Man mano che gli rendono omaggio, i molti “peregrinantes” s’interpellano imbarazzati anche sull’altro atto d’ossequio – ispirato alla sua vitalità – quello già fissato da un mese, per le ore 20 a Guardialfiera. Carlo Jovine, risoluto, li previene, confermando loro il programma tratteggiato dal papà. E sussurra: “Mi sembra lo schema infallibile per onorarlo! E’ la sua poesia. E’ la sua dottrina sana ad assicurargli l’immortalità. Il mito degli eroi non è legato alla bara, ma al culto e all’èpica del loro messaggio”.

Passano poche ore dallo spirare di Peppe. L’intellighentia molisana rigurgita dentro la “Sala Zifì”. Come flauto la voce di Aldo Gioia esordisce e suona la rapsodia del vernacolo e delle liriche “dal cuore caldo” prescelte dal figlio.  E, man mano, in alternanza “al desinar e al melodiar di corde”, Mario Gramegna, Pietro Corsi, Enzo Nocera, Nicola Perrazzelli, Antonio Mucciaccio, Pasquale di Lena, Gabriella Jacobucci, Carlo Cappella, s’alternano al leggìo e, con rapida estemporaneità sapienziale, lasciano pennellate di colori alla vita e al profilo letterario di Colui che “non è fuggito in compagnia dell’ore”.

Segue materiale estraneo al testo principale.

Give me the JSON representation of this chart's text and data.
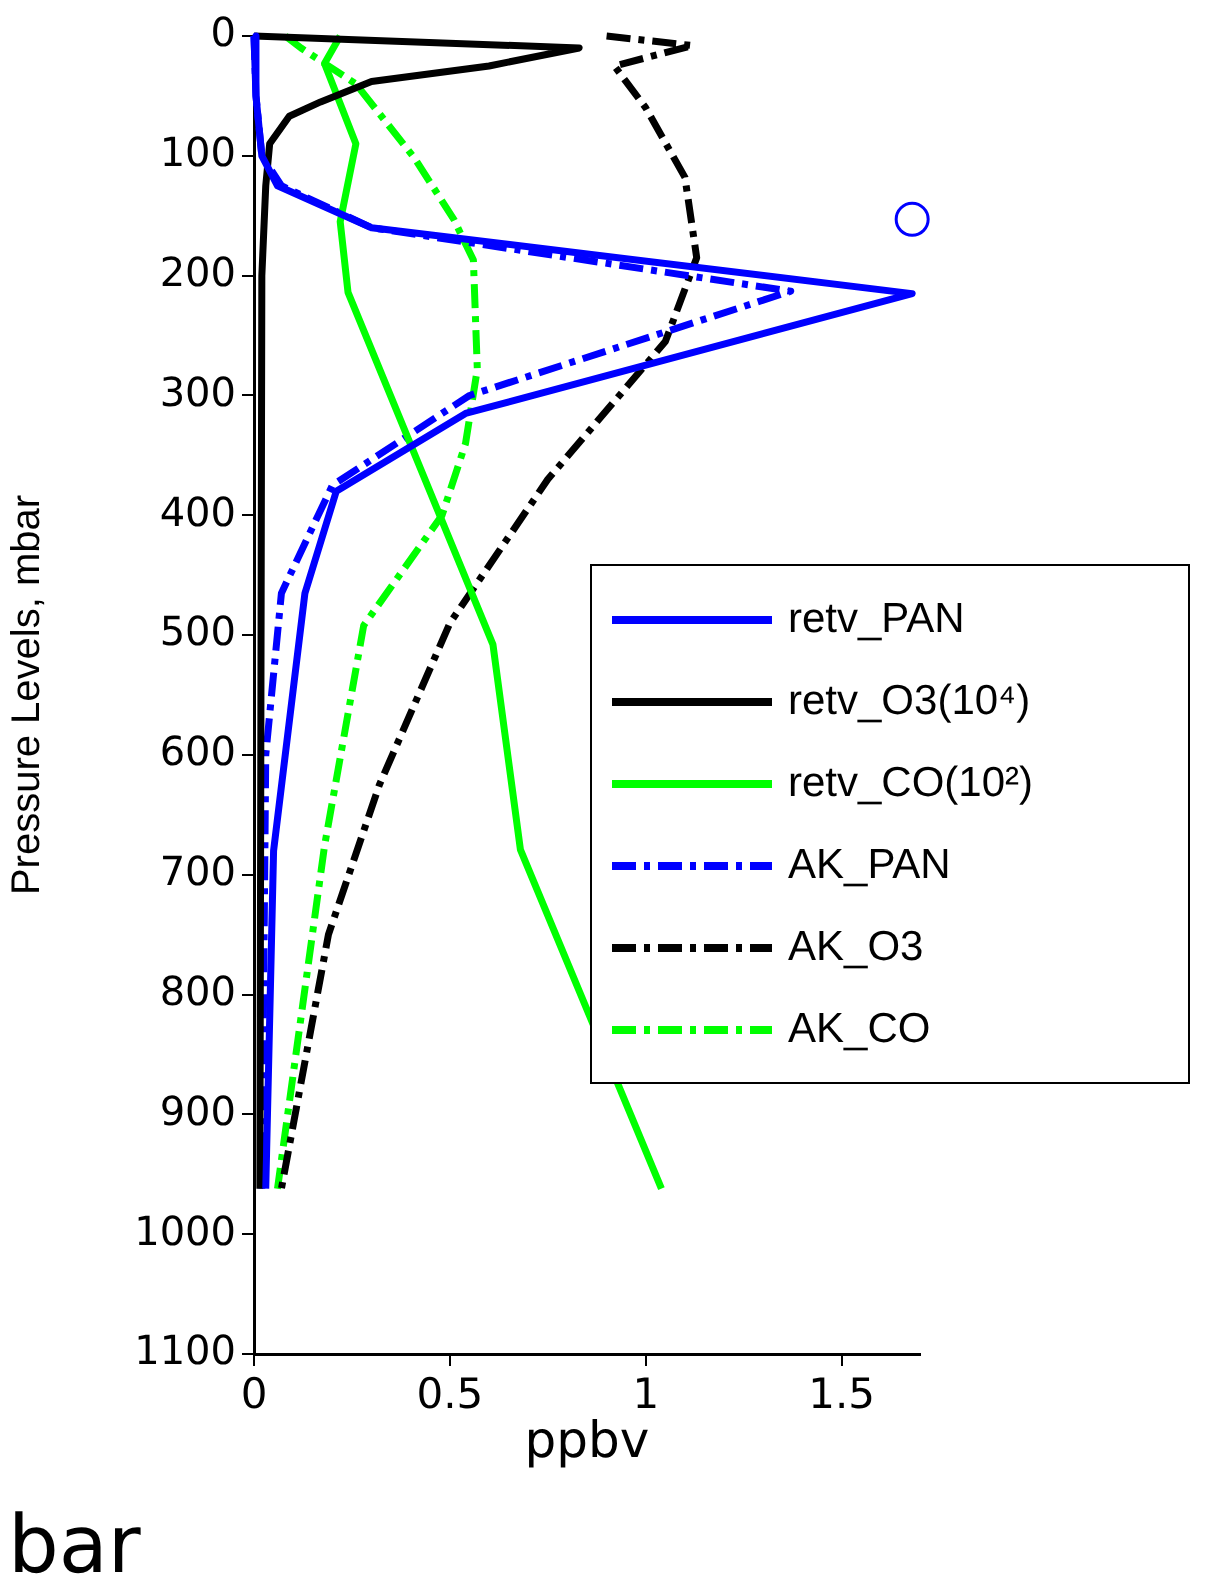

Ma Carlo “non s’avvanza al sol languore e pianto”. Diviene “un doverista” alla maniera paterna. “Il Sole sul cammino” – unico esemplare del Sussidiario per la IV classe elementare, curato da Francesco Jovine – è stato trafugato! La mia amarezza giunge a Carlo. Egli conosce il testo. Sa di quelle rare perle che hanno fregiato e forgiato la vita di numerosi scolari, fortunati discepoli dello scrittore, di quando era maestro elementare a Guardialfiera, negli anni 20. E sa che, fra quei marmocchi c’era mia madre. Ne rintraccia copia a Roma negli scaffali di famiglia, me la spedisce, come a voler ricordare e celebrare, anche così, questo 2018, ventennale della morte del suo papà.

E quasi a far risplendere, assieme a lui, un nuovo Sole sul mio cammino sentimentale. Quasi a voler esaltare, assieme a me ottantaduenne, i valori fondamentali, sacri una volta in Contado di Molise, ma spesso dimenticati  dal clamore dei nostri giorni: la semplicità, la tenerezza, la dignità, le premure reciproche che perdurano anche in tarda età. E per farmi amare, col suo spirito di nobiluomo e di vero amico, l’appassimento cronologico che, però, dona la freschezza della palma e del cedro, cantati nei Salmi di Davide.